L’histoire de Becky ou le sexisme façon télévision japonaise

La dure loi du show-business sévit sur tous les continents. Au Japon, la très populaire Rebecca Eri Ray Vaughan alias Becky, voit les portes du monde de la télévision se fermer. Sa relation avec un chanteur marié, a cassé son image propre et lisse qu’elle est censée représenter.

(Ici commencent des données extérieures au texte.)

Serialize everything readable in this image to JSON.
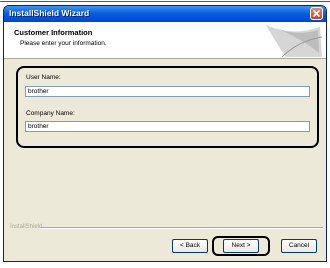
{
  "window": {
    "title": "InstallShield Wizard"
  },
  "header": {
    "title": "Customer Information",
    "subtitle": "Please enter your information."
  },
  "form": {
    "user_name_label": "User Name:",
    "user_name_value": "brother",
    "company_name_label": "Company Name:",
    "company_name_value": "brother"
  },
  "footer": {
    "brand": "InstallShield"
  },
  "buttons": {
    "back": "< Back",
    "next": "Next >",
    "cancel": "Cancel"
  },
  "colors": {
    "titlebar": "#0054e3",
    "dialog_bg": "#ece9d8",
    "close_button": "#c8431f"
  },
  "icons": [
    "close-icon",
    "wizard-header-graphic"
  ]
}
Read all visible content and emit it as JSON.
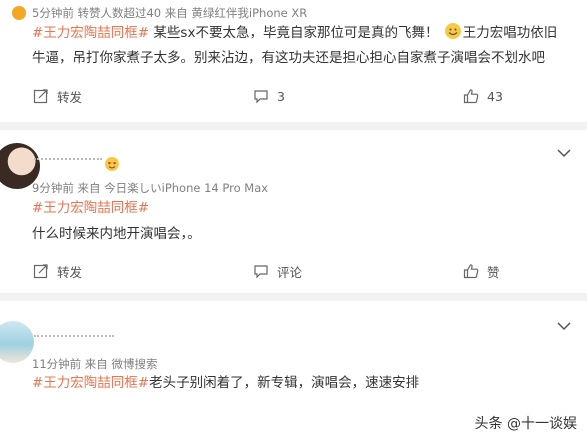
{
  "posts": [
    {
      "meta": "5分钟前  转赞人数超过40  来自 黄绿红伴我iPhone XR",
      "tag": "#王力宏陶喆同框#",
      "line1_rest": " 某些sx不要太急，毕竟自家那位可是真的飞舞！",
      "line1_tail": "王力宏唱功依旧",
      "line2": "牛逼，吊打你家煮子太多。别来沾边，有这功夫还是担心担心自家煮子演唱会不划水吧",
      "actions": {
        "repost": "转发",
        "comment": "3",
        "like": "43"
      }
    },
    {
      "meta": "9分钟前  来自 今日楽しいiPhone 14 Pro Max",
      "tag": "#王力宏陶喆同框#",
      "text": "什么时候来内地开演唱会，。",
      "actions": {
        "repost": "转发",
        "comment": "评论",
        "like": "赞"
      }
    },
    {
      "meta": "11分钟前  来自 微博搜索",
      "tag": "#王力宏陶喆同框#",
      "text_rest": "老头子别闲着了，新专辑，演唱会，速速安排"
    }
  ],
  "watermark": "头条 @十一谈娱",
  "icons": [
    "repost-icon",
    "comment-icon",
    "like-icon",
    "chevron-down-icon",
    "grin-emoji-icon",
    "heart-eyes-emoji-icon",
    "vip-badge-icon"
  ],
  "colors": {
    "tag": "#eb7350",
    "meta": "#808080",
    "separator": "#f2f2f2"
  }
}
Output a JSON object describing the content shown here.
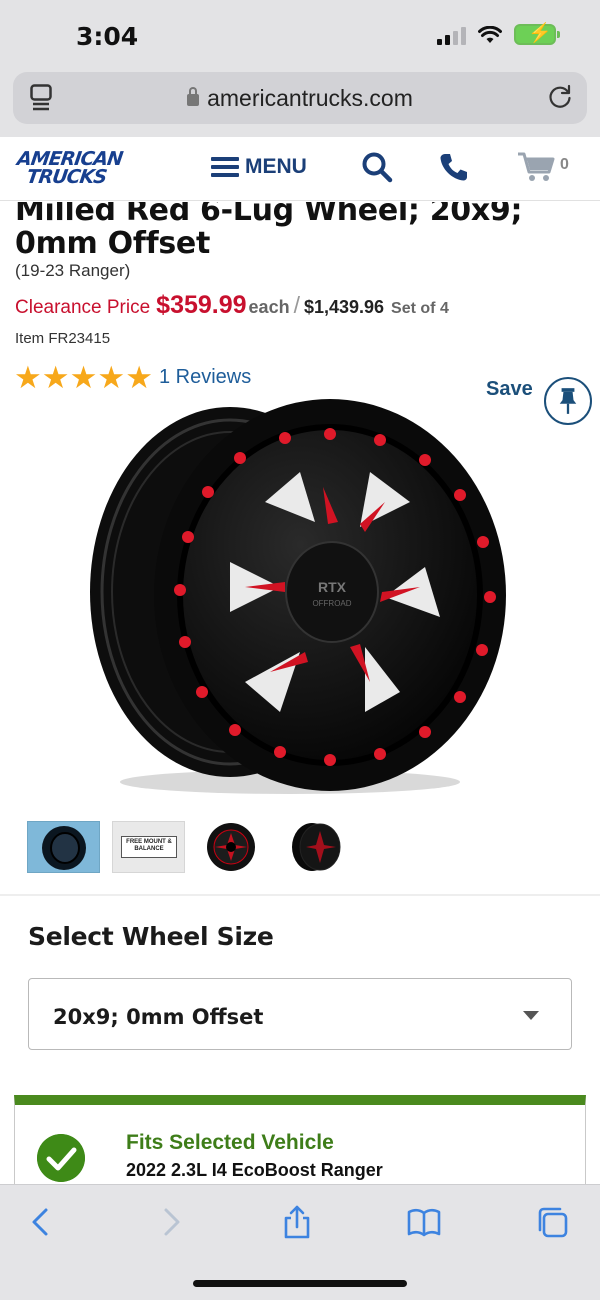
{
  "status_bar": {
    "time": "3:04"
  },
  "browser": {
    "url": "americantrucks.com"
  },
  "header": {
    "logo_line1": "AMERICAN",
    "logo_line2": "TRUCKS",
    "menu_label": "MENU",
    "cart_count": "0"
  },
  "product": {
    "title": "Milled Red 6-Lug Wheel; 20x9; 0mm Offset",
    "fitment": "(19-23 Ranger)",
    "clearance_label": "Clearance Price",
    "price": "$359.99",
    "each_label": "each",
    "divider": "/",
    "set_price": "$1,439.96",
    "set_label": "Set of 4",
    "item_number": "Item FR23415",
    "rating": 5,
    "reviews_text": "1 Reviews",
    "save_label": "Save",
    "wheel_logo_text": "RTX",
    "wheel_logo_sub": "OFFROAD"
  },
  "thumbnails": [
    {
      "label": ""
    },
    {
      "label": "FREE MOUNT & BALANCE"
    },
    {
      "label": ""
    },
    {
      "label": ""
    }
  ],
  "wheel_size": {
    "label": "Select Wheel Size",
    "selected": "20x9; 0mm Offset"
  },
  "fitment_box": {
    "title": "Fits Selected Vehicle",
    "vehicle": "2022 2.3L I4 EcoBoost Ranger"
  },
  "colors": {
    "brand_blue": "#173f8f",
    "clearance_red": "#c8102e",
    "star": "#f7a81b",
    "fit_green": "#4a8a1e",
    "link_blue": "#1e5d9a"
  }
}
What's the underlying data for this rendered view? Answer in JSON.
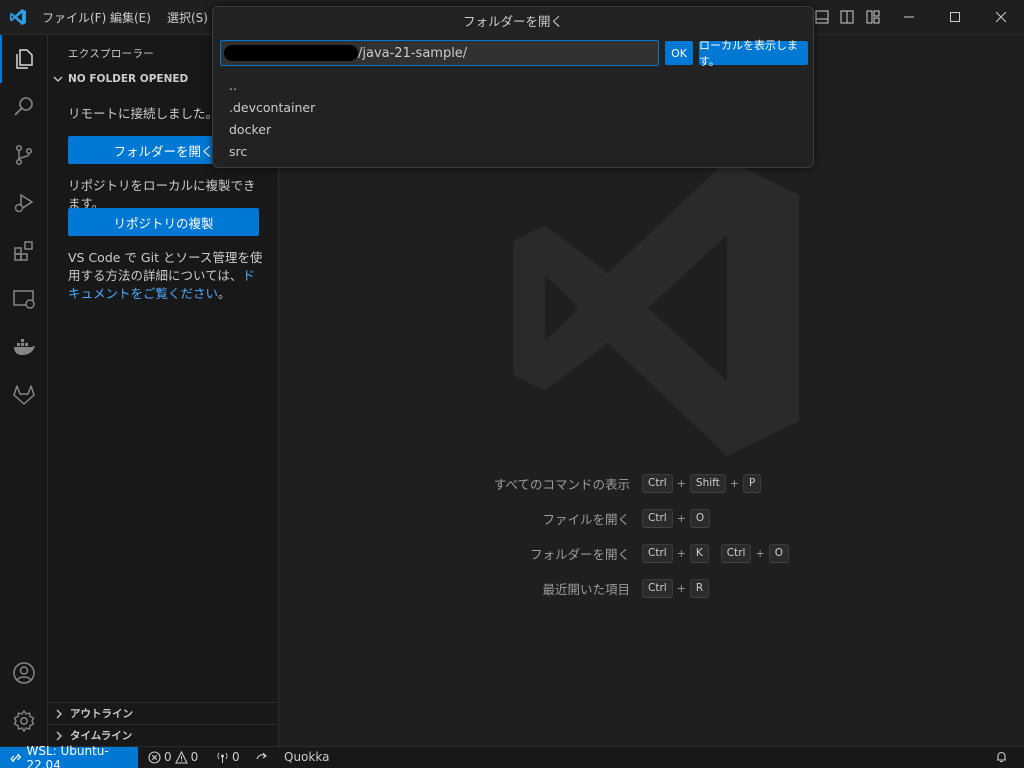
{
  "titlebar": {
    "menus": [
      "ファイル(F)",
      "編集(E)",
      "選択(S)"
    ]
  },
  "quickpick": {
    "title": "フォルダーを開く",
    "input_value": "/java-21-sample/",
    "ok_label": "OK",
    "local_label": "ローカルを表示します。",
    "items": [
      "..",
      ".devcontainer",
      "docker",
      "src"
    ]
  },
  "sidebar": {
    "title": "エクスプローラー",
    "section": "NO FOLDER OPENED",
    "connected_text": "リモートに接続しました。",
    "open_folder_button": "フォルダーを開く",
    "clone_text": "リポジトリをローカルに複製できます。",
    "clone_button": "リポジトリの複製",
    "info_text_prefix": "VS Code で Git とソース管理を使用する方法の詳細については、",
    "info_link": "ドキュメントをご覧ください",
    "info_suffix": "。",
    "outline": "アウトライン",
    "timeline": "タイムライン"
  },
  "editor": {
    "shortcuts": [
      {
        "label": "すべてのコマンドの表示",
        "keys": [
          "Ctrl",
          "Shift",
          "P"
        ]
      },
      {
        "label": "ファイルを開く",
        "keys": [
          "Ctrl",
          "O"
        ]
      },
      {
        "label": "フォルダーを開く",
        "keys": [
          "Ctrl",
          "K"
        ],
        "keys2": [
          "Ctrl",
          "O"
        ]
      },
      {
        "label": "最近開いた項目",
        "keys": [
          "Ctrl",
          "R"
        ]
      }
    ]
  },
  "statusbar": {
    "remote": "WSL: Ubuntu-22.04",
    "errors": "0",
    "warnings": "0",
    "ports": "0",
    "quokka": "Quokka"
  },
  "colors": {
    "accent": "#0078d4",
    "link": "#4daafc",
    "background": "#1f1f1f",
    "sidebar": "#181818"
  },
  "icons": [
    "vscode-logo-icon",
    "explorer-icon",
    "search-icon",
    "source-control-icon",
    "run-debug-icon",
    "extensions-icon",
    "remote-explorer-icon",
    "docker-icon",
    "gitlab-icon",
    "account-icon",
    "settings-gear-icon",
    "bell-icon"
  ]
}
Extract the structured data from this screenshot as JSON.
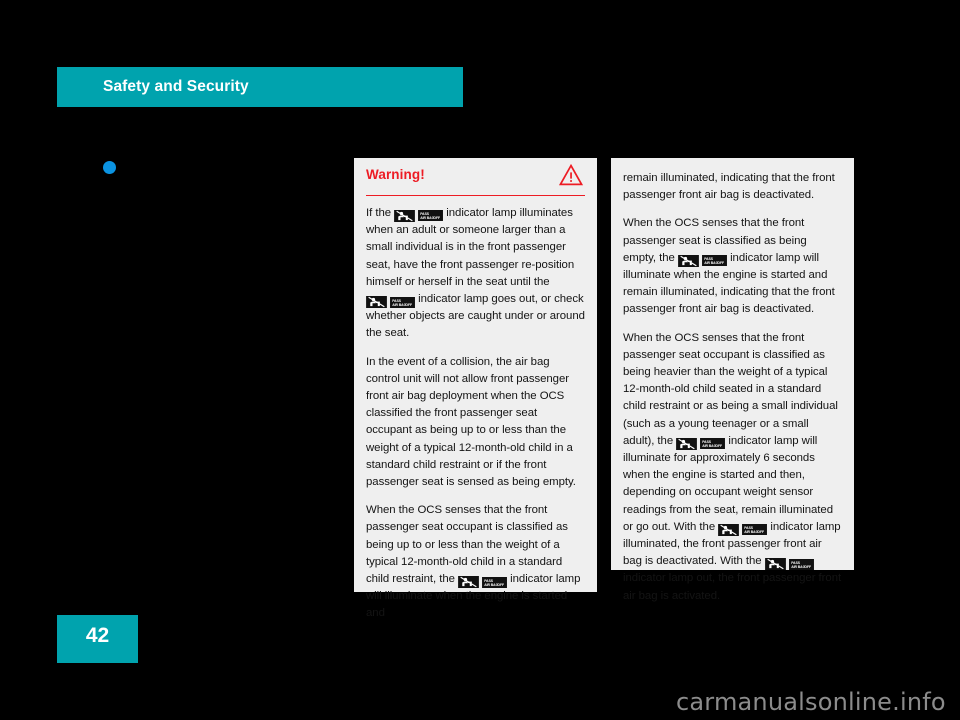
{
  "header": {
    "chapter_title": "Safety and Security",
    "band_color": "#00A3AE"
  },
  "bullet": {
    "name": "section-bullet",
    "color": "#0B93E2"
  },
  "warning_box": {
    "title": "Warning!",
    "title_color": "#ED1C24",
    "icon": "warning-triangle-icon",
    "paragraphs": [
      {
        "id": "warn-p1",
        "segments": [
          {
            "type": "text",
            "value": "If the "
          },
          {
            "type": "icon",
            "value": "passenger-air-bag-off-indicator"
          },
          {
            "type": "text",
            "value": " indicator lamp illuminates when an adult or someone larger than a small individual is in the front passenger seat, have the front passenger re-position himself or herself in the seat until the "
          },
          {
            "type": "icon",
            "value": "passenger-air-bag-off-indicator"
          },
          {
            "type": "text",
            "value": " indicator lamp goes out, or check whether objects are caught under or around the seat."
          }
        ]
      },
      {
        "id": "warn-p2",
        "segments": [
          {
            "type": "text",
            "value": "In the event of a collision, the air bag control unit will not allow front passenger front air bag deployment when the OCS classified the front passenger seat occupant as being up to or less than the weight of a typical 12-month-old child in a standard child restraint or if the front passenger seat is sensed as being empty."
          }
        ]
      },
      {
        "id": "warn-p3",
        "segments": [
          {
            "type": "text",
            "value": "When the OCS senses that the front passenger seat occupant is classified as being up to or less than the weight of a typical 12-month-old child in a standard child restraint, the "
          },
          {
            "type": "icon",
            "value": "passenger-air-bag-off-indicator"
          },
          {
            "type": "text",
            "value": " indicator lamp will illuminate when the engine is started and"
          }
        ]
      }
    ]
  },
  "continuation_box": {
    "paragraphs": [
      {
        "id": "cont-p1",
        "segments": [
          {
            "type": "text",
            "value": "remain illuminated, indicating that the front passenger front air bag is deactivated."
          }
        ]
      },
      {
        "id": "cont-p2",
        "segments": [
          {
            "type": "text",
            "value": "When the OCS senses that the front passenger seat is classified as being empty, the "
          },
          {
            "type": "icon",
            "value": "passenger-air-bag-off-indicator"
          },
          {
            "type": "text",
            "value": " indicator lamp will illuminate when the engine is started and remain illuminated, indicating that the front passenger front air bag is deactivated."
          }
        ]
      },
      {
        "id": "cont-p3",
        "segments": [
          {
            "type": "text",
            "value": "When the OCS senses that the front passenger seat occupant is classified as being heavier than the weight of a typical 12-month-old child seated in a standard child restraint or as being a small individual (such as a young teenager or a small adult), the "
          },
          {
            "type": "icon",
            "value": "passenger-air-bag-off-indicator"
          },
          {
            "type": "text",
            "value": " indicator lamp will illuminate for approximately 6 seconds when the engine is started and then, depending on occupant weight sensor readings from the seat, remain illuminated or go out. With the "
          },
          {
            "type": "icon",
            "value": "passenger-air-bag-off-indicator"
          },
          {
            "type": "text",
            "value": " indicator lamp illuminated, the front passenger front air bag is deactivated. With the "
          },
          {
            "type": "icon",
            "value": "passenger-air-bag-off-indicator"
          },
          {
            "type": "text",
            "value": " indicator lamp out, the front passenger front air bag is activated."
          }
        ]
      }
    ]
  },
  "indicator_lamp": {
    "child_symbol_label": "child-in-seat-crossed-out",
    "text_badge_line1": "PASS",
    "text_badge_line2": "AIR BAG",
    "text_badge_line3": "OFF"
  },
  "footer": {
    "page_number": "42",
    "page_tab_color": "#00A3AE",
    "watermark": "carmanualsonline.info"
  }
}
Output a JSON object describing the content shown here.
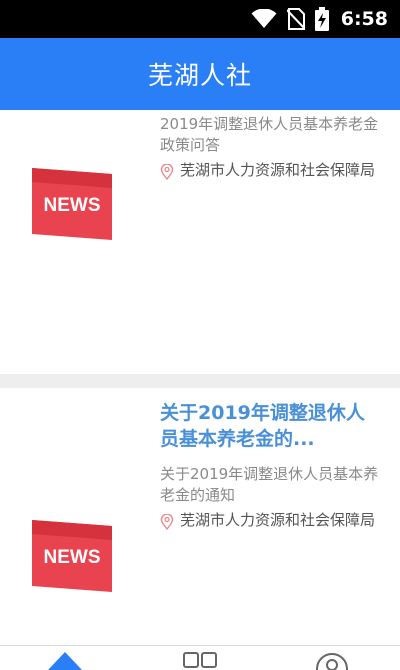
{
  "status_bar": {
    "time": "6:58"
  },
  "app_bar": {
    "title": "芜湖人社"
  },
  "articles": [
    {
      "thumb_text": "NEWS",
      "summary": "2019年调整退休人员基本养老金政策问答",
      "source": "芜湖市人力资源和社会保障局"
    },
    {
      "thumb_text": "NEWS",
      "title": "关于2019年调整退休人员基本养老金的...",
      "summary": "关于2019年调整退休人员基本养老金的通知",
      "source": "芜湖市人力资源和社会保障局"
    }
  ],
  "colors": {
    "accent": "#2b7ff6",
    "news_red": "#e8434f",
    "link": "#4a90d6"
  },
  "bottom_nav": {
    "items": [
      "home-icon",
      "grid-icon",
      "profile-icon"
    ]
  }
}
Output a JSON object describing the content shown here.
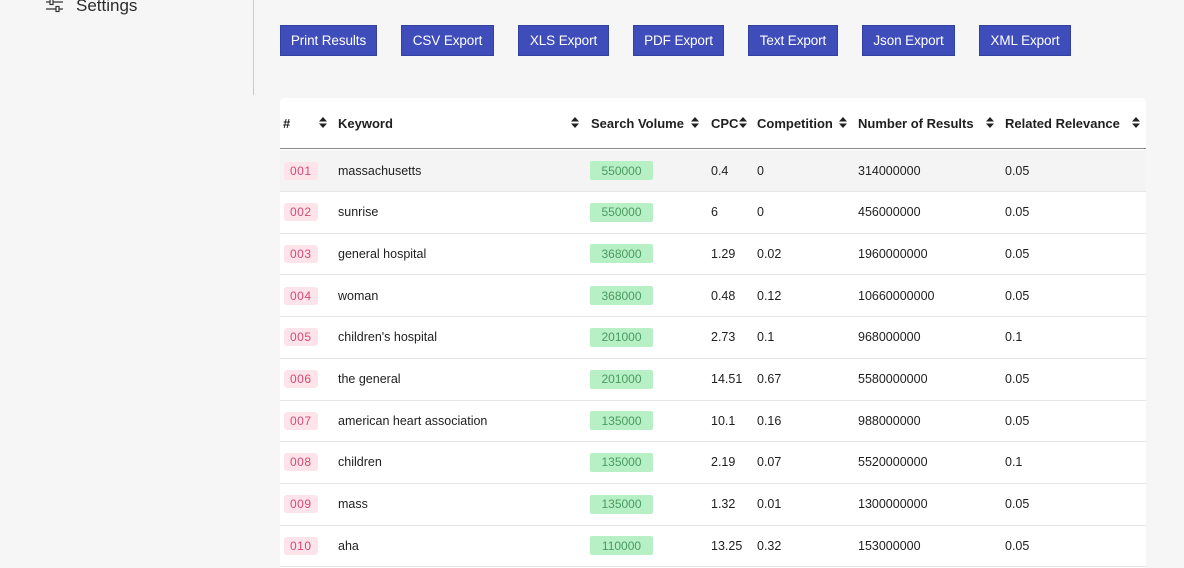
{
  "sidebar": {
    "settings_label": "Settings",
    "settings_icon": "sliders-icon"
  },
  "toolbar": {
    "buttons": [
      {
        "label": "Print Results"
      },
      {
        "label": "CSV Export"
      },
      {
        "label": "XLS Export"
      },
      {
        "label": "PDF Export"
      },
      {
        "label": "Text Export"
      },
      {
        "label": "Json Export"
      },
      {
        "label": "XML Export"
      }
    ]
  },
  "colors": {
    "button_bg": "#3f4dbb",
    "index_badge_bg": "#fde4ea",
    "index_badge_text": "#d54a72",
    "volume_badge_bg": "#b8f0c6",
    "volume_badge_text": "#4a9a62"
  },
  "table": {
    "headers": {
      "index": "#",
      "keyword": "Keyword",
      "search_volume": "Search Volume",
      "cpc": "CPC",
      "competition": "Competition",
      "number_of_results": "Number of Results",
      "related_relevance": "Related Relevance"
    },
    "rows": [
      {
        "index": "001",
        "keyword": "massachusetts",
        "volume": "550000",
        "cpc": "0.4",
        "competition": "0",
        "results": "314000000",
        "relevance": "0.05"
      },
      {
        "index": "002",
        "keyword": "sunrise",
        "volume": "550000",
        "cpc": "6",
        "competition": "0",
        "results": "456000000",
        "relevance": "0.05"
      },
      {
        "index": "003",
        "keyword": "general hospital",
        "volume": "368000",
        "cpc": "1.29",
        "competition": "0.02",
        "results": "1960000000",
        "relevance": "0.05"
      },
      {
        "index": "004",
        "keyword": "woman",
        "volume": "368000",
        "cpc": "0.48",
        "competition": "0.12",
        "results": "10660000000",
        "relevance": "0.05"
      },
      {
        "index": "005",
        "keyword": "children's hospital",
        "volume": "201000",
        "cpc": "2.73",
        "competition": "0.1",
        "results": "968000000",
        "relevance": "0.1"
      },
      {
        "index": "006",
        "keyword": "the general",
        "volume": "201000",
        "cpc": "14.51",
        "competition": "0.67",
        "results": "5580000000",
        "relevance": "0.05"
      },
      {
        "index": "007",
        "keyword": "american heart association",
        "volume": "135000",
        "cpc": "10.1",
        "competition": "0.16",
        "results": "988000000",
        "relevance": "0.05"
      },
      {
        "index": "008",
        "keyword": "children",
        "volume": "135000",
        "cpc": "2.19",
        "competition": "0.07",
        "results": "5520000000",
        "relevance": "0.1"
      },
      {
        "index": "009",
        "keyword": "mass",
        "volume": "135000",
        "cpc": "1.32",
        "competition": "0.01",
        "results": "1300000000",
        "relevance": "0.05"
      },
      {
        "index": "010",
        "keyword": "aha",
        "volume": "110000",
        "cpc": "13.25",
        "competition": "0.32",
        "results": "153000000",
        "relevance": "0.05"
      }
    ]
  }
}
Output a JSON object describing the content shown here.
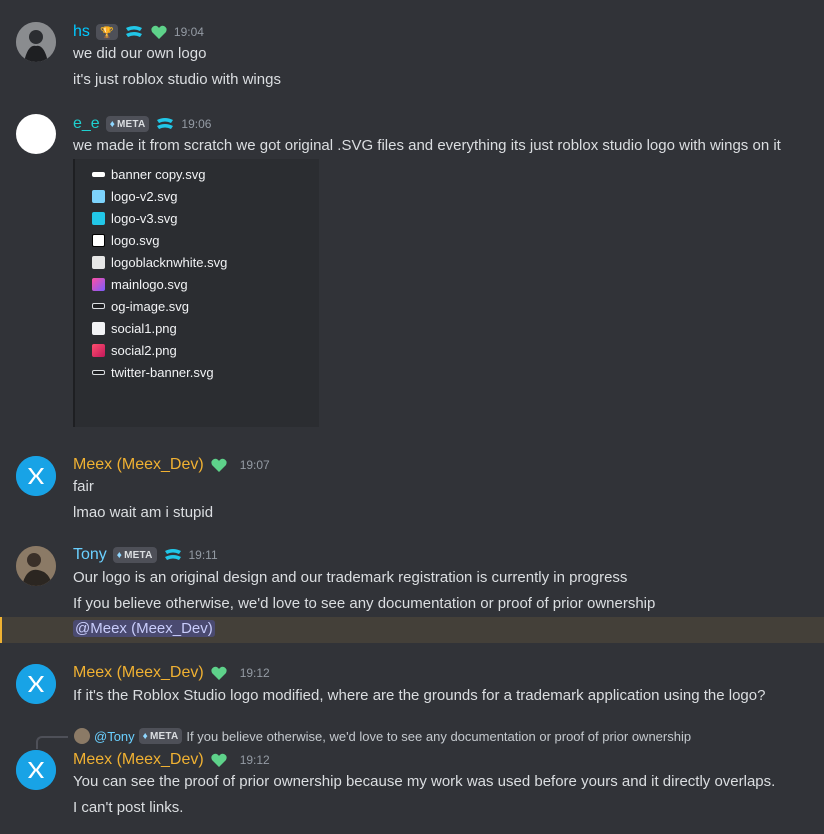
{
  "messages": {
    "hs": {
      "author": "hs",
      "time": "19:04",
      "lines": [
        "we did our own logo",
        "it's just roblox studio with wings"
      ]
    },
    "ee": {
      "author": "e_e",
      "tag": "META",
      "time": "19:06",
      "lines": [
        "we made it from scratch we got original .SVG files and everything its just roblox studio logo with wings on it"
      ],
      "files": [
        {
          "name": "banner copy.svg",
          "icon": "banner-icon"
        },
        {
          "name": "logo-v2.svg",
          "icon": "logo-icon"
        },
        {
          "name": "logo-v3.svg",
          "icon": "logo-icon"
        },
        {
          "name": "logo.svg",
          "icon": "logo-icon"
        },
        {
          "name": "logoblacknwhite.svg",
          "icon": "logo-icon"
        },
        {
          "name": "mainlogo.svg",
          "icon": "logo-icon"
        },
        {
          "name": "og-image.svg",
          "icon": "banner-icon"
        },
        {
          "name": "social1.png",
          "icon": "logo-icon"
        },
        {
          "name": "social2.png",
          "icon": "logo-icon"
        },
        {
          "name": "twitter-banner.svg",
          "icon": "banner-icon"
        }
      ]
    },
    "meex1": {
      "author": "Meex (Meex_Dev)",
      "time": "19:07",
      "lines": [
        "fair",
        "lmao wait am i stupid"
      ]
    },
    "tony": {
      "author": "Tony",
      "tag": "META",
      "time": "19:11",
      "lines": [
        "Our logo is an original design and our trademark registration is currently in progress",
        "If you believe otherwise, we'd love to see any documentation or proof of prior ownership"
      ],
      "mention": "@Meex (Meex_Dev)"
    },
    "meex2": {
      "author": "Meex (Meex_Dev)",
      "time": "19:12",
      "lines": [
        "If it's the Roblox Studio logo modified, where are the grounds for a trademark application using the logo?"
      ]
    },
    "meex3": {
      "reply_author": "@Tony",
      "reply_tag": "META",
      "reply_text": "If you believe otherwise, we'd love to see any documentation or proof of prior ownership",
      "author": "Meex (Meex_Dev)",
      "time": "19:12",
      "lines": [
        "You can see the proof of prior ownership because my work was used before yours and it directly overlaps.",
        "I can't post links."
      ]
    }
  },
  "colors": {
    "background": "#313338",
    "hs_name": "#00c8ff",
    "ee_name": "#1fd0cf",
    "meex_name": "#f0b132",
    "tony_name": "#6ad0ff",
    "mention_highlight": "#444039",
    "mention_bar": "#f0b232"
  }
}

Rebecca Eri Ray Vaughan, fille d’une mère japonaise et d’un père anglais, était l’une des stars les plus populaires du petit écran. À 31 ans, elle correspondait parfaitement à ce que l’on attendait d’elle. Une allure d’adolescente, pure, innocente, un peu sexy pour entretenir les fantasmes masculins. Et patatras ! Les tabloïds japonais révèlent une prétendue liaison avec un homme marié. Fini le conte de fées, accusée d’adultère, Becky perd son émission de radio. Son agence, Sun Music, lui retire même ses contrats publicitaires. De son côté, son amant présumé, le chanteur pop Enon Kawatani, continue sa carrière sans souci.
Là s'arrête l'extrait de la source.